Kebakaran terjadi dimana-mana mulai dari motor, mobil , gedung-gedung, pabrik,
mall , semua mereka hancurkan. Termasuk pabrik milik asing Coca-Cola juga
menjadi tempat amukan demonstran.
Demonstrasi
dan kerusuhan yang terjadi terang menjadi aib bagi Soeharto di hadapan tamunya,
PM Tanaka. Soeharto menjelaskan kepada PM Tanaka bahwa masih tersisa perasaan
anti-jepang di hati rakyat Indonesia. Untuk itu ia mengajukan dua masalah
penting kepada pihak jepang. Masalah pertama adalah berkaitan dengan pelimpahan
skill dan pengetahuan (dari jepang) kepada bangsa indonesia dan yang kedua, ia
meminta keberadaan partisipasi modal bangsa Indonesia dalam investasi-investasi
Jepang di Indonesia.
Menurut
informasi yang disebarluaskan pemerintah, Peristiwa Malari adalah bukti adanya
pihak-pihak yang ingin menggulingkan kekuasaan pemerintah yang sah.
Keterkejutan tidak hanya menjadi milik Soeharto. Meskipun beberapa hari
sebelumnya telah mendengar kabar dari para stafnya tentang protes-protes yang
gencar dilancarkan oleh para mahasiswa Indonesia terhadap perusahaan-perusahaan
Jepang, tak urung sambutan tak ramah mahasiswa Indonesia membuat kaget perdana
Menteri Kakuei Tanaka. Dengan wajah yang diusahakan terlihat tenang, PM Tanaka
menjelaskan bahwa pemerintah jepang tidak bermaksud untuk mendominasi negara
lain. Konkretnya, jepang akan membentuk sebuah lembaga yang akan mengatur dan
membimbing pengusaha-pengusaha jepang yang ingin menanamkan modalnya di
Indonesia.
Berang
dengan sikap mahasiswa yang menunjukkan kecenderungan lepas tangan atas
terjadinya Malari, Soemitro memerintahkan pada Soedomo agar menangkap hariman
siregar dan DMUI. " mereka sudah bukan anak-anak lagi. Harus
mempertanggungjawabkan perbuatan mereka," tegas Soemitro.
Sekurang-kurangnya 11 orang meninggal, 300 luka-luka, dan 775 orang ditahan.

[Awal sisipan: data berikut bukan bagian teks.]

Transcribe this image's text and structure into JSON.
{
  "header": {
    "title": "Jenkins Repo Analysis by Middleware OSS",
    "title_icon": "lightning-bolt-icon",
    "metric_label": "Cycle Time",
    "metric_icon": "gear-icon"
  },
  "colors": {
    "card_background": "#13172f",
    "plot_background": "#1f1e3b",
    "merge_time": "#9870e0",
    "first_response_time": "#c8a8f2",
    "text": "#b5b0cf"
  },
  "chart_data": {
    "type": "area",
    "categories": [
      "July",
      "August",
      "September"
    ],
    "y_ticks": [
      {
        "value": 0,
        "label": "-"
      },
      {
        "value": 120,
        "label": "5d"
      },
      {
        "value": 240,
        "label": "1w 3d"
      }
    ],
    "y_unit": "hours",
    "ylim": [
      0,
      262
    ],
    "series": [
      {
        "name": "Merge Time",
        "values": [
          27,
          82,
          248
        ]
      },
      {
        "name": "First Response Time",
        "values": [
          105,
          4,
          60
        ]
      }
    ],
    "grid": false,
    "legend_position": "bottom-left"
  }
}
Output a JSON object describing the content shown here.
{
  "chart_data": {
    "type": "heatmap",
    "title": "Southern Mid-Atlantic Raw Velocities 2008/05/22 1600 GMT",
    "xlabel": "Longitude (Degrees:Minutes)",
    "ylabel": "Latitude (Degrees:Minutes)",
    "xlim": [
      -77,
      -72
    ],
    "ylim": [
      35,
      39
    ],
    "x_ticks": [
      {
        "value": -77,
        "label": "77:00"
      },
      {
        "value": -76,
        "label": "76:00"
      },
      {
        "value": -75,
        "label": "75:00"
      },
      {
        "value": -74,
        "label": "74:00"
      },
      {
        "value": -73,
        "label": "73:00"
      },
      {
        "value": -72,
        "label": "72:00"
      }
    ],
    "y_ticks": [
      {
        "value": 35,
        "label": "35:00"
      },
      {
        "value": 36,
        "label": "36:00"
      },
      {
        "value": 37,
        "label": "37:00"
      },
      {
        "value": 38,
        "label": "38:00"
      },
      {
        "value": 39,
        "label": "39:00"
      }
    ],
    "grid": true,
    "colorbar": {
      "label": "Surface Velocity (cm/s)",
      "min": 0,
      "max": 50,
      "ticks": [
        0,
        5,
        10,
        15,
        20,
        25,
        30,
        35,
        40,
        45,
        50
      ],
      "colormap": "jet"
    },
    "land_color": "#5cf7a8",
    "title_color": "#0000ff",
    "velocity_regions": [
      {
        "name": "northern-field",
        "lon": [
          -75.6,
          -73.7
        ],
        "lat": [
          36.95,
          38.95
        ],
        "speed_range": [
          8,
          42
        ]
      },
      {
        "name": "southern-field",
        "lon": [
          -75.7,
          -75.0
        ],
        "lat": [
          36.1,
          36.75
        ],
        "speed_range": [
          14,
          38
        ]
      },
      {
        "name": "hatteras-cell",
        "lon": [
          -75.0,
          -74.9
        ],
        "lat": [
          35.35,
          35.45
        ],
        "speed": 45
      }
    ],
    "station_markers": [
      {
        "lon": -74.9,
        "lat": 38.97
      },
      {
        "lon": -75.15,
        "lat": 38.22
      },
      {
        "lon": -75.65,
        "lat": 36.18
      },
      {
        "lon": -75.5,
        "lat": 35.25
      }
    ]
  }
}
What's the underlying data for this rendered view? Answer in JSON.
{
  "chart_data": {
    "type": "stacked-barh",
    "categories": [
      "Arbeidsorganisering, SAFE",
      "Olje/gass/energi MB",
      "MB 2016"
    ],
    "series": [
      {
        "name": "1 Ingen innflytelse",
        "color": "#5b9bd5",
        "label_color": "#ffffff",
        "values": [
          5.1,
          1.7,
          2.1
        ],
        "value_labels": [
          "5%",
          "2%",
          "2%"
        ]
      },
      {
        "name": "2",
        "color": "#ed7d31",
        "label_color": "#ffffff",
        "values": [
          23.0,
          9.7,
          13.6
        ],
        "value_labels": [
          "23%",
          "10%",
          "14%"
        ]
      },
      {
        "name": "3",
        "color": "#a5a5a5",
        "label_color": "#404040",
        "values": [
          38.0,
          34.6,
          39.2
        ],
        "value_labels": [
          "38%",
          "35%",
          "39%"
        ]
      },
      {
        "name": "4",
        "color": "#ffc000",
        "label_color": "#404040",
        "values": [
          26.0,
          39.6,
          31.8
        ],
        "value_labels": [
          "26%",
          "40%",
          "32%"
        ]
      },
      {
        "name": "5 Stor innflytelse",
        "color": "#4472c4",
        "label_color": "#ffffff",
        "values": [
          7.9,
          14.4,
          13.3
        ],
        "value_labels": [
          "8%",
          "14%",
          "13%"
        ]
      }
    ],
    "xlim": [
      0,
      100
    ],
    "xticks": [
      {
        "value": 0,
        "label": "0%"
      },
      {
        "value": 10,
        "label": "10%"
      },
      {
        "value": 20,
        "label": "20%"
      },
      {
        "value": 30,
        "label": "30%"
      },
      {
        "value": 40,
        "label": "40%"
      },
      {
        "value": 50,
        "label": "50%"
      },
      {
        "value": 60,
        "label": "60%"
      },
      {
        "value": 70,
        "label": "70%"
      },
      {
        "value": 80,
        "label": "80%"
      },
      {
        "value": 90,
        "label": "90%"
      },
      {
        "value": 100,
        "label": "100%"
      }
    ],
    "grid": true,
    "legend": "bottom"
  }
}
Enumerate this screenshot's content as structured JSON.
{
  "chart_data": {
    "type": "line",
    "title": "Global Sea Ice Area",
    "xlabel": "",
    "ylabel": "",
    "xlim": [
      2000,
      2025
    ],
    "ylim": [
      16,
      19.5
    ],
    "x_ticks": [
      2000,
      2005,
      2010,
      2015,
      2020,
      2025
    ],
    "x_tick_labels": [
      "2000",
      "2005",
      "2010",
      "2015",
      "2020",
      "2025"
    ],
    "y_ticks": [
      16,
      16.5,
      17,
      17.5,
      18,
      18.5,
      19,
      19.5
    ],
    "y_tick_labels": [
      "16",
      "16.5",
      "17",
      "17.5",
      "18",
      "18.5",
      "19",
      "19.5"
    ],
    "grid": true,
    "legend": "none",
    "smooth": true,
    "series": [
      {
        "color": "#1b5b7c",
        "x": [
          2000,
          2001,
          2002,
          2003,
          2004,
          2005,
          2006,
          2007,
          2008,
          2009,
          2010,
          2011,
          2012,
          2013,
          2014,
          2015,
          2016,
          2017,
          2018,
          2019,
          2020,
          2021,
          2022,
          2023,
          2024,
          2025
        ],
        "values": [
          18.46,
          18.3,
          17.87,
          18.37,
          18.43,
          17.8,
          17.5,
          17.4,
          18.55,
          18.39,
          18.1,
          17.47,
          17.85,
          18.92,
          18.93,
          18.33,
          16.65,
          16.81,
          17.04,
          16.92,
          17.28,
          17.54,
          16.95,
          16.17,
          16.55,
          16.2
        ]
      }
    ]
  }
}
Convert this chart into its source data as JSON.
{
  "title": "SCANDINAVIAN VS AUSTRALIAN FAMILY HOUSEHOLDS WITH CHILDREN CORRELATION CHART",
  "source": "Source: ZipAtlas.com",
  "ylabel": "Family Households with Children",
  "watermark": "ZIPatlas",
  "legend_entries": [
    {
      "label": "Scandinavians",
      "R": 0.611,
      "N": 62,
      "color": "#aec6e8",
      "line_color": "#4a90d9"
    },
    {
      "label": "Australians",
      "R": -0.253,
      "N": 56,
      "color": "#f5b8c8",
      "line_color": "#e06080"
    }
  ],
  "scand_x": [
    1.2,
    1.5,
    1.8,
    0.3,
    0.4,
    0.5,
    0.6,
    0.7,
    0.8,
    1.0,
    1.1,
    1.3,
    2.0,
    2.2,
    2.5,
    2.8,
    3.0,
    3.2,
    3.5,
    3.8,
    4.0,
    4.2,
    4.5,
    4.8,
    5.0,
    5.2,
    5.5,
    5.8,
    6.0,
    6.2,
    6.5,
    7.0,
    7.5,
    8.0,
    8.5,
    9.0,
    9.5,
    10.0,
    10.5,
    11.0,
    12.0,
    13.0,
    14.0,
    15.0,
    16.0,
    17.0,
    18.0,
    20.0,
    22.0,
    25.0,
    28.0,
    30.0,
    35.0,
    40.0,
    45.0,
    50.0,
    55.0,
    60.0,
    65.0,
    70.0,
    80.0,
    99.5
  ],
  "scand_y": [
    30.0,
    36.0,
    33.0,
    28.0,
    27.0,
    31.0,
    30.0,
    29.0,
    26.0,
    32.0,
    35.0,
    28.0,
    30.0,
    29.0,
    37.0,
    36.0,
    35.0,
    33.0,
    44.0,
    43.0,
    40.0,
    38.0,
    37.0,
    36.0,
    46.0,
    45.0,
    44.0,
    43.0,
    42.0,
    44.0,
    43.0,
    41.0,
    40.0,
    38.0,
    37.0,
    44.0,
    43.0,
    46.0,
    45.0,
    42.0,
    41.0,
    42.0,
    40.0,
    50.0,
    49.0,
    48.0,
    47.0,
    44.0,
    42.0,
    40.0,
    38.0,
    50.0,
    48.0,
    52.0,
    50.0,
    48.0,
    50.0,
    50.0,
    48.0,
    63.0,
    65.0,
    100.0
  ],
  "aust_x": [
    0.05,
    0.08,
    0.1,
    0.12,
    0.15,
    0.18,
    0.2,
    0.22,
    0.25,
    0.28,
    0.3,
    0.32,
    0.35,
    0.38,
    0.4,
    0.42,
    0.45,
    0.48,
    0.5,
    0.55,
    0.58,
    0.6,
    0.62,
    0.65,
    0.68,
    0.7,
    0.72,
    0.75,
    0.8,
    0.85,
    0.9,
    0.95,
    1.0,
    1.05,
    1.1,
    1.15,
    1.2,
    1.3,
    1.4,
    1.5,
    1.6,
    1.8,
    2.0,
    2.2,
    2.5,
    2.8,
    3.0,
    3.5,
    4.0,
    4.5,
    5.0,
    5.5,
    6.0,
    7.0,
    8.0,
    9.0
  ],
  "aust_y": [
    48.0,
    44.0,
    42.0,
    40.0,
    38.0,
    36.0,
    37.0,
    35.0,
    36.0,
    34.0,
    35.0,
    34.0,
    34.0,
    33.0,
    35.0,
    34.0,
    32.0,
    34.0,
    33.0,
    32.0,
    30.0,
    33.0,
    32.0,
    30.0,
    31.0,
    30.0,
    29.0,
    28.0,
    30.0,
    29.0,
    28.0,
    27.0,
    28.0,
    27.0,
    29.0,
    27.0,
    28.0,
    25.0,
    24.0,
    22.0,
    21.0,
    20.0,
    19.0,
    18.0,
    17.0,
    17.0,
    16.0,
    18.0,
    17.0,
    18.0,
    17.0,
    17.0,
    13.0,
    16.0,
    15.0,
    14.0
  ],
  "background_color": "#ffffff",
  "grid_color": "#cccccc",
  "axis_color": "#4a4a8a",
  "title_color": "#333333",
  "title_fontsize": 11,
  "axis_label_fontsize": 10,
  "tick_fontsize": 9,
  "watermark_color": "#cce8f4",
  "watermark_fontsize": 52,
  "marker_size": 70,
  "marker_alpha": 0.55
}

Sebanyak 807 mobil dan 187 sepeda motor rusak, 144 bangunan terbakar dan 160 kg
emas dirampok dari toko-toko perhiasan. Sebuah catatan kelam yang nyaris saja
meruntuhkan kekuasaan Soeharto.
Pada
pengadilannya, tanpa bisa dicegah, Hariman Siregar telah dianggap menjadi motor
utama penggerak mahasiswa yang berujung pada huru-hara massa. Sebagai Ketua
Dewan Mahasiswa UI, ia harus mempertanggungjawabkan perbuatannya di hadapan
pengadilan.[6] Hariman Siregar lahir pada tahun 1950. Sejak 1959 ia pindah ke
jakarta dan diterima sebagai mahasiswa di Fakultas Kedokteran Universitas
Indonesia pada tahun 1968. Pada 30 juni 1973, ia terpilih menjadi Ketua DMUI.
Sebelumnya, tak ada yang menyangka kalau Hariman Siregar akan terpilih menjadi
ketua DMUI mengingat dominasi orang-orang Himpunan Mahasiswa Islam (HMI) saat
itu.
Kesimpulan
Peristiwa Malapetaka 15 januari 1974 (malari) telah lama berlalu, namun
teka-teki apa yang sesungguhnya terjadi dan siapa yang berada di balik
huru-hara yang hampir menghanguskan kota jakarta masih belum terpecahkan.
Hariman siregar (ketua Dewan Mahasiswa UI) dan beberapa orang yang dituduh
menjadi antek PSI-Masyumi, memang telah dijebloskan ke penjara. Tetapi dalang
sebenarnya tetap menjadi misteri.
Nama Ali Moertopo (Opsus/Aspri) dan Soemitro (Pangkopkamtib) disebut-sebut
menjadi pemicu ledakan yang nyaris mengguncang kursi kekuasaan Soeharto.
Keduanya dikatakan saling berebut pengaruh untuk menggantikan Soeharto.